We have heard also of a “plague of corpulence” menacing the American people, of “all you can eat” restaurants they call variously “buffets,” “king’s tables,” “smorgas boards,” “smorgies,” and “sties,” where men and women the size of Nile river-horses will eat without pause from break-fast to dinner, and from dinner until supper-time. Is this plague a miasma of some sort, that has descended upon the New World and made its inhabitants sick with appetite? Or is this “plague” in fact only the deadly sin of gluttony?
It is reported that with the aid of convex lenses a sharp-eyed Hollander has discovered countless little animals in the male seed, which do propel themselves about, like so many tadpoles, by means of a long, whip-like tail. We would like to know whether these spermatic worms might play a role in the generation of animals and men, or whether they are not rather the product of putrefaction, like the worms that we see spontaneously generated in rotten meat, and in the interstices betwixt our teeth. We would also like to know how this Hollander obtained his seed sample, whether his wife was not implicated in its procuring, and whether in his view the abomination of Onan is not in some way cancelled out by the great contribution this “waste” of seed has made to the advancement of medical knowledge.
We would sincerely like to know, in view of the tremendous recent advances in the science of embalming, why anyone would commission a statue to be raised of himself. Today, thanks to the ingenuity of our morticians, each man may become his own statue!
Should men eat eggs, or should they not? Will this matter never be settled?
We ourselves have, by use of tubes, and in front of a full auditorium, made the blood of a dog flow out of its body, and into that of another dog, and back again. This amazing spectacle went on for some time, until one of the dogs began to cry most pitiably, and a rather effeminate man in the audience, a certain “Mr. Frilly” who is no member of our Society and who generally prefers to pass his time writing in a journal at great length about his favorite condiments, himself cried out: for the love of God, have you no mercy, &c. We halted the experiment, but in any case what interests us most is the possibility of performing the same feat with two animals of different kinds, or with a man and an animal. This latter experiment might prove to have tremendous therapeutic benefits, as the blood of a docile and pacific lamb, for example, could be made to flow through the veins of a mad hospital patient unable to have his sanguinity subdued by the usual method of applying leeches.
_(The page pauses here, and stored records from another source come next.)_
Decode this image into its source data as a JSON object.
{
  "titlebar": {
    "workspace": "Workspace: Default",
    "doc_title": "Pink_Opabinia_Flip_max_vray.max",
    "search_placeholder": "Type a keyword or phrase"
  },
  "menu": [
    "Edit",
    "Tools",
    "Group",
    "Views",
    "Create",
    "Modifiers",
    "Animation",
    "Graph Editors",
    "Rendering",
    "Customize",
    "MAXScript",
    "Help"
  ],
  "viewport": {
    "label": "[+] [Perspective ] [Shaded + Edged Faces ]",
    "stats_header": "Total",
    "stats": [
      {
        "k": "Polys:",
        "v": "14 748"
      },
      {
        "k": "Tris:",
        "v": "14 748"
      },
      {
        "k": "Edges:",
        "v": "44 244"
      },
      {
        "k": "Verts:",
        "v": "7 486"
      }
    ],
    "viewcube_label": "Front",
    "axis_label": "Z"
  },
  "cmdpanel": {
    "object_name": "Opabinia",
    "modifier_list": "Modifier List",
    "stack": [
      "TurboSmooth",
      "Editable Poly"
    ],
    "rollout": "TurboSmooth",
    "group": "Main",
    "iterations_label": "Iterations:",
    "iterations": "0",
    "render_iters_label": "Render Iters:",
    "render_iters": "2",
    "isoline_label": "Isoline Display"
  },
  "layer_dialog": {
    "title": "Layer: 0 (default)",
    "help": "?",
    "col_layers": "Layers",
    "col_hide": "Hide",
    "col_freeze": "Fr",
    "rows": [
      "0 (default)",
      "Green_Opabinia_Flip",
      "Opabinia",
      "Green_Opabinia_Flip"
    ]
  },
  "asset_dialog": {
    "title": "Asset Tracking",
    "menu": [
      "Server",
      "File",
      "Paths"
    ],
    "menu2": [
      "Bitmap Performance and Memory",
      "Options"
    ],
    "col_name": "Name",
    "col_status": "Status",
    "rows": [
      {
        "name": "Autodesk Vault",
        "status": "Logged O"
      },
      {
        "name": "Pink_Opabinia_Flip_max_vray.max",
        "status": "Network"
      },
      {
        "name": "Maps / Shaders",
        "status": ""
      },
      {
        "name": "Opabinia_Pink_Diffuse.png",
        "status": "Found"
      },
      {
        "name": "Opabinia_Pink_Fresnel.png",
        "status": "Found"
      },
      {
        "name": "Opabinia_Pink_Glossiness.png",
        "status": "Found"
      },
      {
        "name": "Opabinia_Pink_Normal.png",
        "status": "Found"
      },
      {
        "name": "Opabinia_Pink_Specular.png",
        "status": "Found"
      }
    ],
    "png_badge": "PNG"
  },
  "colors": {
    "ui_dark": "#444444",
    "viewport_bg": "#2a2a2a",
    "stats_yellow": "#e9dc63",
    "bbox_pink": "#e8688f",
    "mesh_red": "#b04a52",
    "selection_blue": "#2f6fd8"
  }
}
We have received news of the “science wars” raging in the universities of lands less advanced than ours. It appears one of the belligerent camps asserts that science is only a “narrative,” and is in no way superior to other folk practices, like musical theatre, or gin-rummy. Are these people mad? Could they perhaps use a drop of lamb’s blood in their veins too? And what could they know of science? Do they belong to Scientific Societies, such as ours? Or do they teach English literature, like The Red Badge of Courage, Oliver Twist, and Old Yeller? Please tell us: what do these people know of science?